Presiding over this was the woman Rita introduced as Mrs Warburton.
‘Never trust a thin cook,’ Joy whispered out of the side of her mouth, and Meg smiled because Mrs Warburton was a roly-poly kind of a woman, her brown frizzy hair was half covered with a hat and an apron was tied around her more-than-ample waist.
‘You’re very welcome,’ the cook said with a smile. ‘And though there is a dining room, it would hardly accommodate everyone, and anyway, I thought you might feel more at home in the servants’ hall.’
‘I don’t care where we eat,’ called a woman from the back. ‘Just as long as we do it soon.’
They were all soon sitting around a table even bigger than the one in the kitchen. Three large steaming casserole dishes were put before them along with two bowls of buttered potatoes. The food was delicious and Meg tucked in with relish, wondering at her appetite because she had done nothing but sit in a truck half the morning.

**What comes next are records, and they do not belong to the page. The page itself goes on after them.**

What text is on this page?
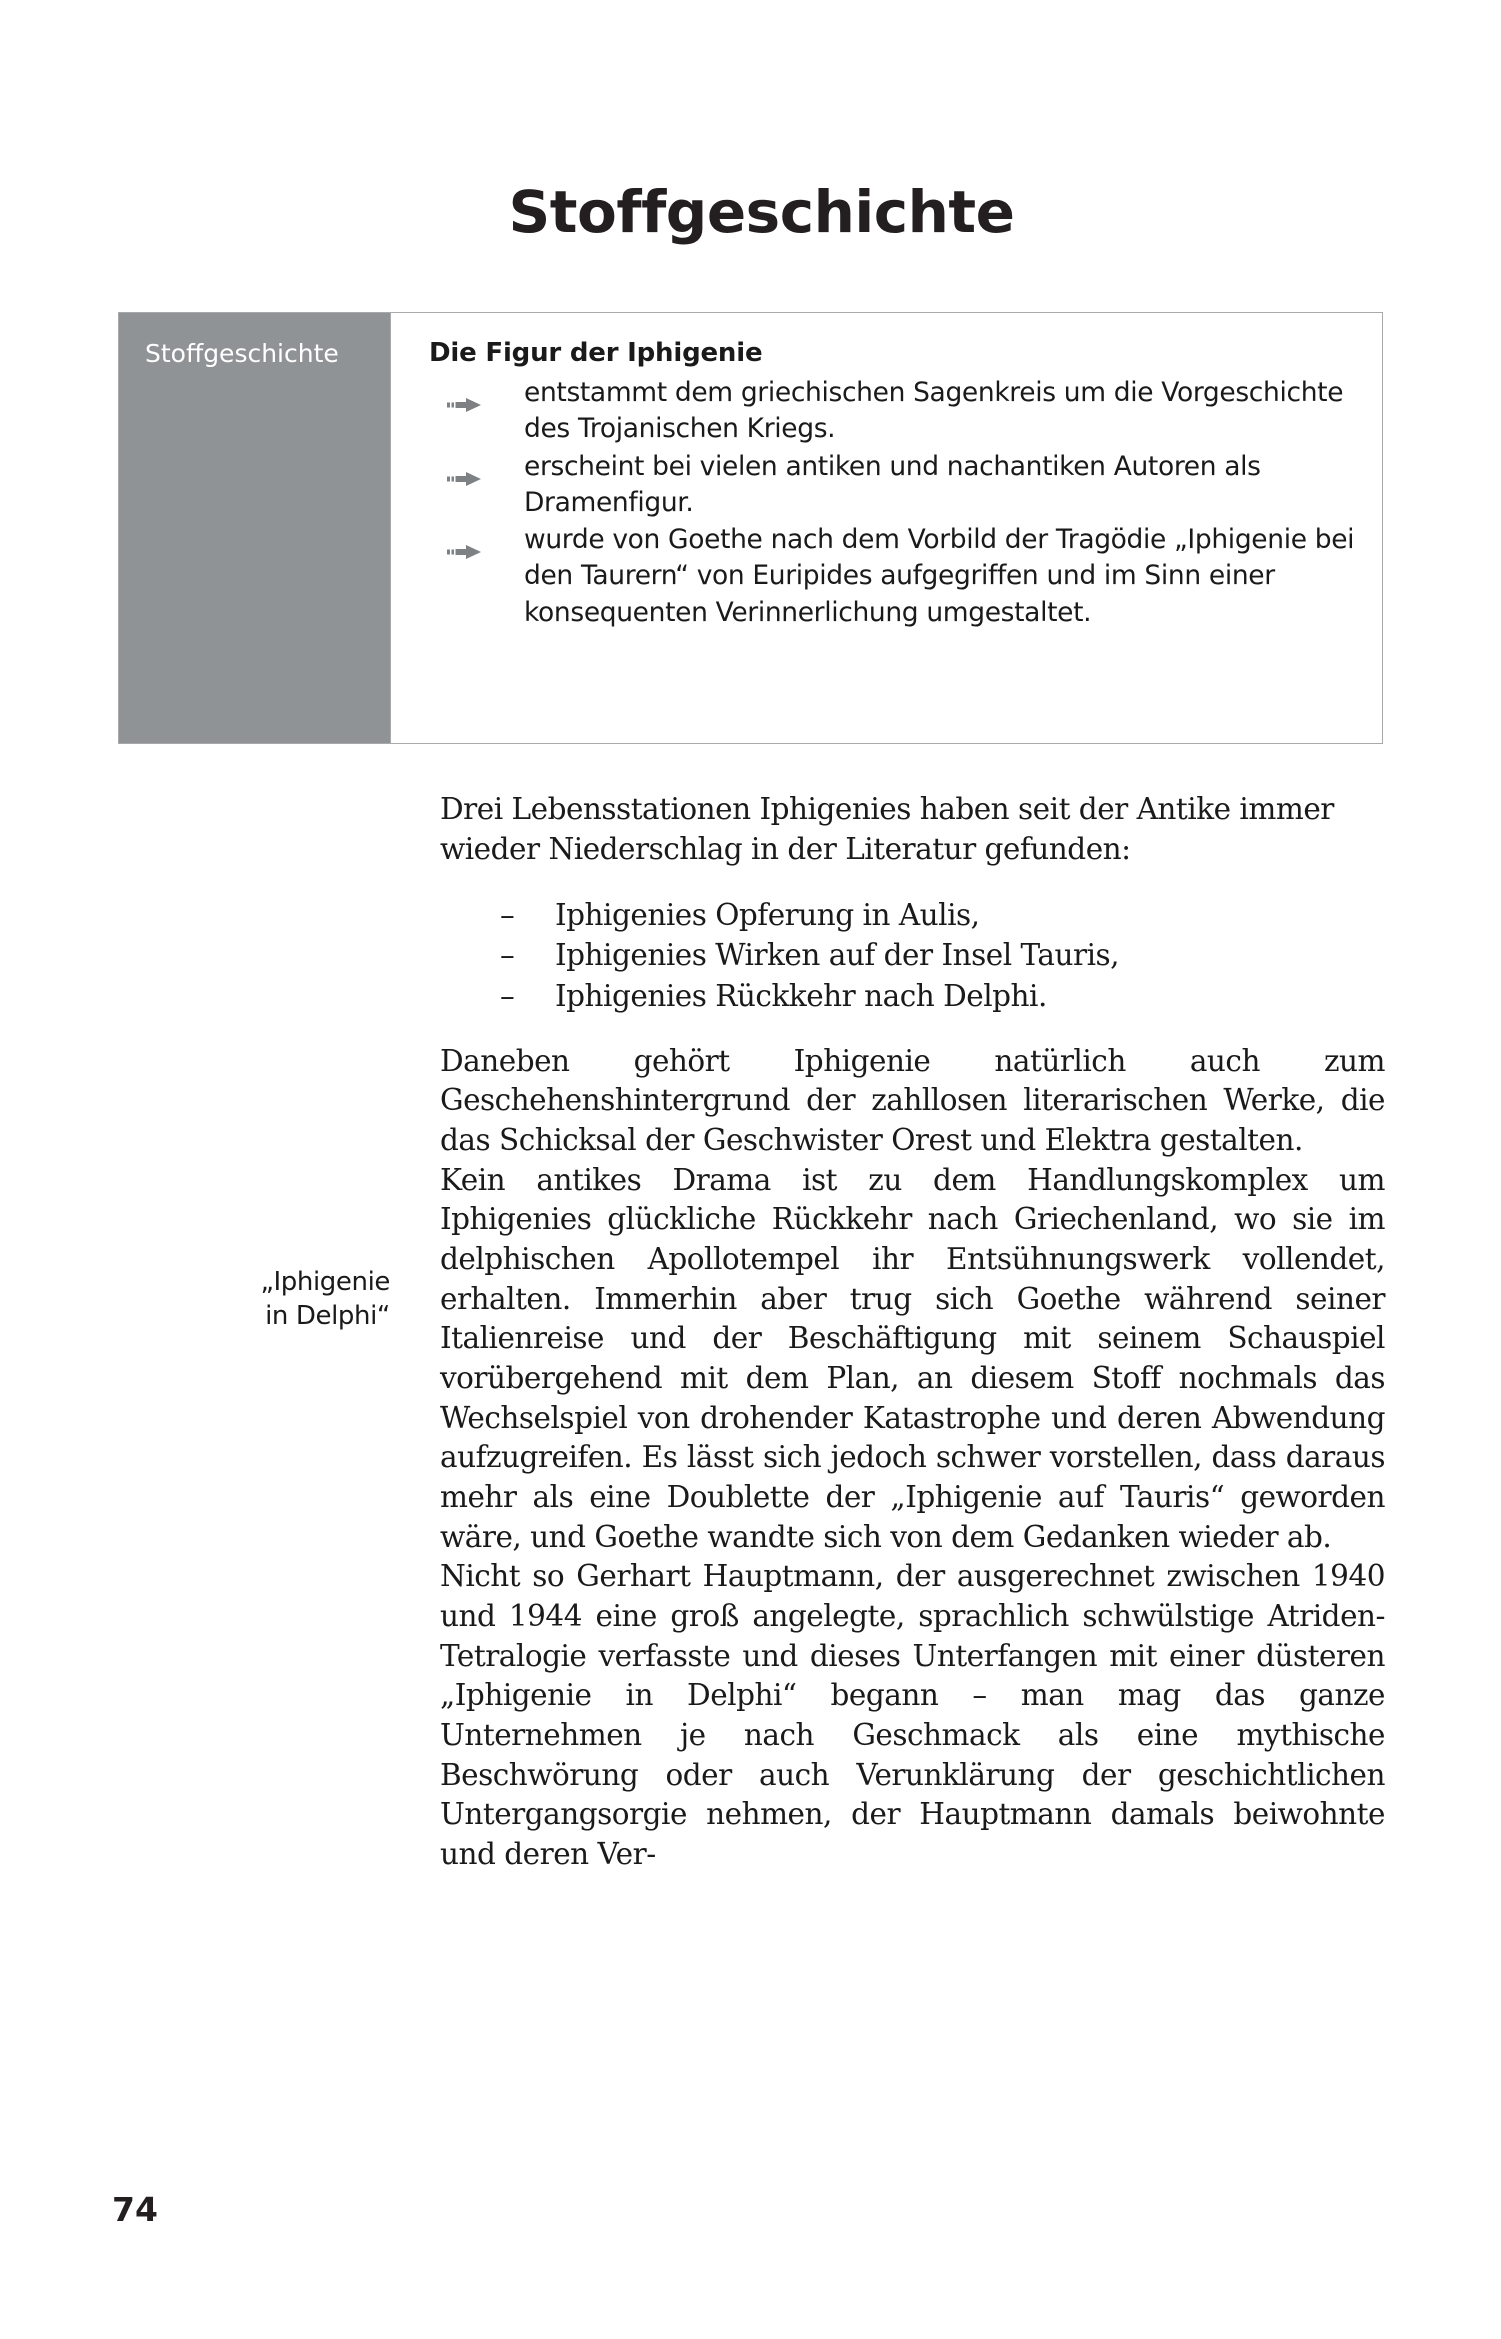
Stoffgeschichte
Stoffgeschichte	Die Figur der Iphigenie
entstammt dem griechischen Sagenkreis um die Vorgeschichte des Trojanischen Kriegs.
erscheint bei vielen antiken und nachantiken Autoren als Dramenfigur.
wurde von Goethe nach dem Vorbild der Tragödie „Iphigenie bei den Taurern“ von Euripides aufgegriffen und im Sinn einer konsequenten Verinnerlichung umgestaltet.
„Iphigenie
in Delphi“

Drei Lebensstationen Iphigenies haben seit der Antike immer wieder Niederschlag in der Literatur gefunden:

– Iphigenies Opferung in Aulis,
– Iphigenies Wirken auf der Insel Tauris,
– Iphigenies Rückkehr nach Delphi.

Daneben gehört Iphigenie natürlich auch zum Geschehenshintergrund der zahllosen literarischen Werke, die das Schicksal der Geschwister Orest und Elektra gestalten.

Kein antikes Drama ist zu dem Handlungskomplex um Iphigenies glückliche Rückkehr nach Griechenland, wo sie im delphischen Apollotempel ihr Entsühnungswerk vollendet, erhalten. Immerhin aber trug sich Goethe während seiner Italienreise und der Beschäftigung mit seinem Schauspiel vorübergehend mit dem Plan, an diesem Stoff nochmals das Wechselspiel von drohender Katastrophe und deren Abwendung aufzugreifen. Es lässt sich jedoch schwer vorstellen, dass daraus mehr als eine Doublette der „Iphigenie auf Tauris“ geworden wäre, und Goethe wandte sich von dem Gedanken wieder ab.

Nicht so Gerhart Hauptmann, der ausgerechnet zwischen 1940 und 1944 eine groß angelegte, sprachlich schwülstige Atriden-Tetralogie verfasste und dieses Unterfangen mit einer düsteren „Iphigenie in Delphi“ begann – man mag das ganze Unternehmen je nach Geschmack als eine mythische Beschwörung oder auch Verunklärung der geschichtlichen Untergangsorgie nehmen, der Hauptmann damals beiwohnte und deren Ver-

74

The stew was followed by jam roly-poly and about a ton of custard, and it was as everyone was finishing and the girls leaning back in their chairs, replete, that Mrs Warburton said to Rita, ‘Silas came in this morning.’
‘Oh, yes. What did he want?’
‘To see if you were here with the girls. I said that you wouldn’t be here till lunchtime.’
‘Why did he want to know?’
‘He says their help might be needed,’ Mrs Warburton said. ‘There’s a big storm coming.’
Meg looked at Joy and then at Rita, thinking of the heat of the day and for days past. It hadn’t rained for weeks. Rita obviously thought the same. ‘Surely not? It’s lovely out.’
Mrs Warburton shrugged. ‘S’what he said.’
‘Who’s this Silas?’ someone asked.
‘He’s an old fellow who helps in the gardens and he can predict the weather.’